Dixon attributes her rocky start in the treasurer’s job to simple lack of experience – in the face of the fact that she had worked in the office for five years prior to her election. “There are a lot of things that the treasurer is responsible for that is not seen by the deputies. My experience was just basically with payments and things of that nature. And then I see as we go along that there are budgets that need to be handled by myself for the city to know what to budget for the next year and needs that we have,” Dixon said.

“Not knowing that when I came into office, I didn’t even have an idea,” Dixon said. “There wasn’t a list of things that the treasurer has to do, responsibilities. But being in the office and having the experience and seeing the day-to-day of what goes on as far as collections, I’ve had a lot of issues struggling to get to – improvement-wise, I know they want everything to get running quite smoothly.

“All of them have to still be lots of improvement, I would say, on.”

The sense that I’ve gotten hanging around City Hall the past few weeks is that Dixon instead of being an independent treasurer who answers to and looks out for the interests of the residents of Waynesboro is in practice so dependent on Nicosia, now the city finance director, for guidance on the day-to-day administration of her treasurer’s office that she has been marginalized from her constitutional role into being effectively little more than a glorified office manager.

“We have to do that. If we don’t, the city’s cash flow is impacted,” one City Council member told me. “It’s time for a change,” another Council member said. “I just think she lacks a basic understanding of what she’s supposed to be doing, and it’s hurting the city.”

Stephanie Beverage is back on the city ballot challenging Dixon again for the treasurer’s job. Beverage, a warranty administrator at Jim Snead Ford and a city 911 dispatcher, doesn’t think she’ll need to “go in and clean house” to get the office back on the right track.

“The first thing I’d do is sit down, talk to the girls, tell them what I expect and look and see where to start with getting the office back on track,” Beverage said. “I intend to get the money in the bank beginning the Third of January every morning, I can say that much. I intend to take a look at seeing what’s wrong and making it right.

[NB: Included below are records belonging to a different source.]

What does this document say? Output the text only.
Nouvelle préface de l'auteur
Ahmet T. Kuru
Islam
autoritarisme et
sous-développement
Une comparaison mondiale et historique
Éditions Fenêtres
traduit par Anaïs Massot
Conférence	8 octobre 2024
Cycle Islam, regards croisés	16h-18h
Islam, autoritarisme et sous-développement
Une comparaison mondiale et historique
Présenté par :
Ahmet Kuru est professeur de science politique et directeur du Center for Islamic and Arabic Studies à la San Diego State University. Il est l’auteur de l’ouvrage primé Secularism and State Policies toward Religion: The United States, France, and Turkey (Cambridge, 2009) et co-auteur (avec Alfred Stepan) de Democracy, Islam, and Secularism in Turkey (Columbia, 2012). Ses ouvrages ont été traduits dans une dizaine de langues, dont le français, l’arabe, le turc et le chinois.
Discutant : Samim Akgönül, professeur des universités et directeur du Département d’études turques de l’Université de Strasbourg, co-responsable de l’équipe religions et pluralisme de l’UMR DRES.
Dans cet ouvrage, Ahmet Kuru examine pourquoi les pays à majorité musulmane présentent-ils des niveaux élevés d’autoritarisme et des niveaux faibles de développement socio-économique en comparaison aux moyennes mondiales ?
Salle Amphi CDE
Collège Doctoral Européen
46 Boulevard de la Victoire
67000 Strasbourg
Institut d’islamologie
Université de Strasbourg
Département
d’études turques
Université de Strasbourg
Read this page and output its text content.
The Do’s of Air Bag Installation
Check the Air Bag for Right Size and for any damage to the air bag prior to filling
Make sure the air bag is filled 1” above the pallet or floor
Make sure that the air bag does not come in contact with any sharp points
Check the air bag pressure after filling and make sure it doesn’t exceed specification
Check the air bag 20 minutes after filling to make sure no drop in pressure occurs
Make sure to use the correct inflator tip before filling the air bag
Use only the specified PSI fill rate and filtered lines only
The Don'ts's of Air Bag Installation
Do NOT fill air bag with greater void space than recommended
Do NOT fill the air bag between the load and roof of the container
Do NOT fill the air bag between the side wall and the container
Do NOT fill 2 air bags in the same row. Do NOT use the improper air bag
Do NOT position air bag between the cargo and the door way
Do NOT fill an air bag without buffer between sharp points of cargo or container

“I don’t know everything,” Beverage said. “I’m the type of person who welcomes all the help I can get. You’re going to run into things where you need help getting through a particular situation. I’m OK asking for help.”

Dixon, for her part, feels that she’s made great strides in the past two years – and deserves another four in office.

“The audits started out not very appealing, I’m sure. But each time the auditors would be here, they would take me back into the room and discuss the improvements I could make, and I would immediately come down and try to tell the girls what to change, how to change it, you know. And each year, it got a little bit better,” she said.

Her message to the voters – well, it’s not “Yes, We Can!” or “It’s morning in America.”

“I hope that they realize that the experience I do have in this office and the improvements that have been made – surely I’m still going to do the best I can to run this office,” Dixon said.